The second test case is a reversed scenario – first execution of the procedure runs fine (correctly), then the table structure is altered, and the second execution must fail, but it does not on master; instead, the statement is written in the binlog with error code 0 and later fails on slave, thus causing a replication failure:

1136 Error 'Column count doesn't match value count at row 1' on query.

I found the ancient bug http://bugs.mysql.com/bug.php?id=6120 which looks similar, only for views, but it was fixed ages ago.
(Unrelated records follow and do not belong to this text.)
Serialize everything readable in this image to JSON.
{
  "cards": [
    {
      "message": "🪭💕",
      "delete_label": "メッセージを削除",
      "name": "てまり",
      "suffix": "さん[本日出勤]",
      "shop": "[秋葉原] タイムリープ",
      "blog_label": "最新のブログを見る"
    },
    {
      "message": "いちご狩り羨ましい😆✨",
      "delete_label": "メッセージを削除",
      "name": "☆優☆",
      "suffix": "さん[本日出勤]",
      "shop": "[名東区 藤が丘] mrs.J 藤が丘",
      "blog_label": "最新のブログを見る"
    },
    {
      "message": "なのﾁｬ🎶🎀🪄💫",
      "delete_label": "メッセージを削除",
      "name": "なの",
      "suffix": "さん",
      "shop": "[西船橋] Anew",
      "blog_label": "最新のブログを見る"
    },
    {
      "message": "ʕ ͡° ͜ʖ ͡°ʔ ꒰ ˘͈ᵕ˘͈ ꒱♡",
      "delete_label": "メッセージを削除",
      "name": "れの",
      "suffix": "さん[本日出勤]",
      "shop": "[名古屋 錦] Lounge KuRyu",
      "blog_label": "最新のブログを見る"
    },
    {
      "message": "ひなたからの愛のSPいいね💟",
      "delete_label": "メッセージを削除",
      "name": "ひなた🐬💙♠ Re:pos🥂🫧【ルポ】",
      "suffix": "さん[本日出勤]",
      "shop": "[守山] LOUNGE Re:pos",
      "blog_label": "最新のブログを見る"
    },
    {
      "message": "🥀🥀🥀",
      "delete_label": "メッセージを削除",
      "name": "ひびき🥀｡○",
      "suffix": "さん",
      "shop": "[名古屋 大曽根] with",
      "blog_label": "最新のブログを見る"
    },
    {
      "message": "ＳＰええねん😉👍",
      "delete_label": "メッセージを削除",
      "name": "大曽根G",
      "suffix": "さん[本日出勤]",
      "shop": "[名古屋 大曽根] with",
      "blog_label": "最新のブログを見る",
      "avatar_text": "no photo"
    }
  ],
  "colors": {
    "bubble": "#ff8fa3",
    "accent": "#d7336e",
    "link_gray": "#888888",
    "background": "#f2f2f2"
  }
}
Test case 1 (wrong result - the last procedure call fails while it shouldn't)

CREATE TABLE t1 (a INT);
CREATE TABLE t2 (b INT, c INT);
 
--delimiter |
CREATE PROCEDURE p()
BEGIN
  INSERT INTO t1 SELECT * FROM t2;
END |
--delimiter ;
 
--error ER_WRONG_VALUE_COUNT_ON_ROW
CALL p();
ALTER TABLE t2 DROP COLUMN b;
CALL p();
 

Test case 2 (replication failure)

--source include/master-slave.inc
CREATE TABLE t1 (a INT);
CREATE TABLE t2 (b INT);
 
--delimiter |
CREATE PROCEDURE p()
BEGIN
  INSERT INTO t1 SELECT * FROM t2;
END |
--delimiter ;
 
CALL p();
ALTER TABLE t2 ADD COLUMN c INT;
CALL p();
--sync_slave_with_master
 



 Comments   
Comment by Rasmus Johansson (Inactive) [ 2012-03-12 ]

Launchpad bug id: 948583

Comment by Sergei Golubchik [ 2013-01-01 ]

fixed in mysql-5.6.6

Comment by Elena Stepanova [ 2013-05-08 ]

The upstream bug was fixed in 5.6.6. I think it's okay to have the fix in 10.0 only (after the fix from 5.6 is merged in), so I'm removing 5.x from the 'Fix versions' list.

Comment by Elena Stepanova [ 2014-11-09 ]

Still reproducible on current 10.0 (10.0.14+, revno 4471).

Upstream bug was fixed in 5.6.6, apparently as a part of http://dev.mysql.com/worklog/task/?id=4179

evno: 3857
committer: Alexander Nozdrin <alexander.nozdrin@oracle.com>
branch nick: trunk-stage.2
timestamp: Wed 2012-05-16 16:36:41 +0400
message:
  WL#4179: Stored programs: validation of stored program statements.
  
  Briefly, that's the implementation of WL#4179. The idea is to remember
  the original query for SQL-statement within a Stored Programs and re-parse
  it when meta-data has changed.

It might be too big to get it in 10.0, but maybe 10.1 is okay, since it's not a feature as such, but a big fat bugfix.

Comment by Elena Stepanova [ 2016-04-14 ]

serg, some time ago you unset 'Fix version/s' on this report, was there a reason for that – should we close it as 'Won't fix', or target for 10.2, or...?

Comment by Sergei Golubchik [ 2016-04-15 ]

We'll fix it, but 10.2 is unlikely, that's why I've unset the version.

Comment by Alexander Barkov [ 2017-03-02 ]

The same problem is repeatable with cursors:

SET sql_mode=DEFAULT;
DROP TABLE IF EXISTS t1;
CREATE TABLE t1 (a INT, b VARCHAR(10));
INSERT INTO t1 VALUES (10,20);
 
DROP PROCEDURE IF EXISTS p1;
DELIMITER $$
CREATE PROCEDURE p1()
BEGIN
  DECLARE a,b INT;
  DECLARE cur CURSOR FOR SELECT * FROM t1;
  OPEN cur;
  FETCH cur INTO a,b;
  CLOSE cur;
  SELECT a,b;
END;
$$
DELIMITER ;
CALL p1();

The above script returns:

+------+------+
| a    | b    |
+------+------+
|   10 |   20 |
+------+------+

So far so good.

Now I add a new column to the table and call the procedure again

ALTER TABLE t1 ADD c INT;
CALL p1();

Oops. It returns the result, like if the table still had 2 columns.
It should fail, because there are now 3 columns in the table.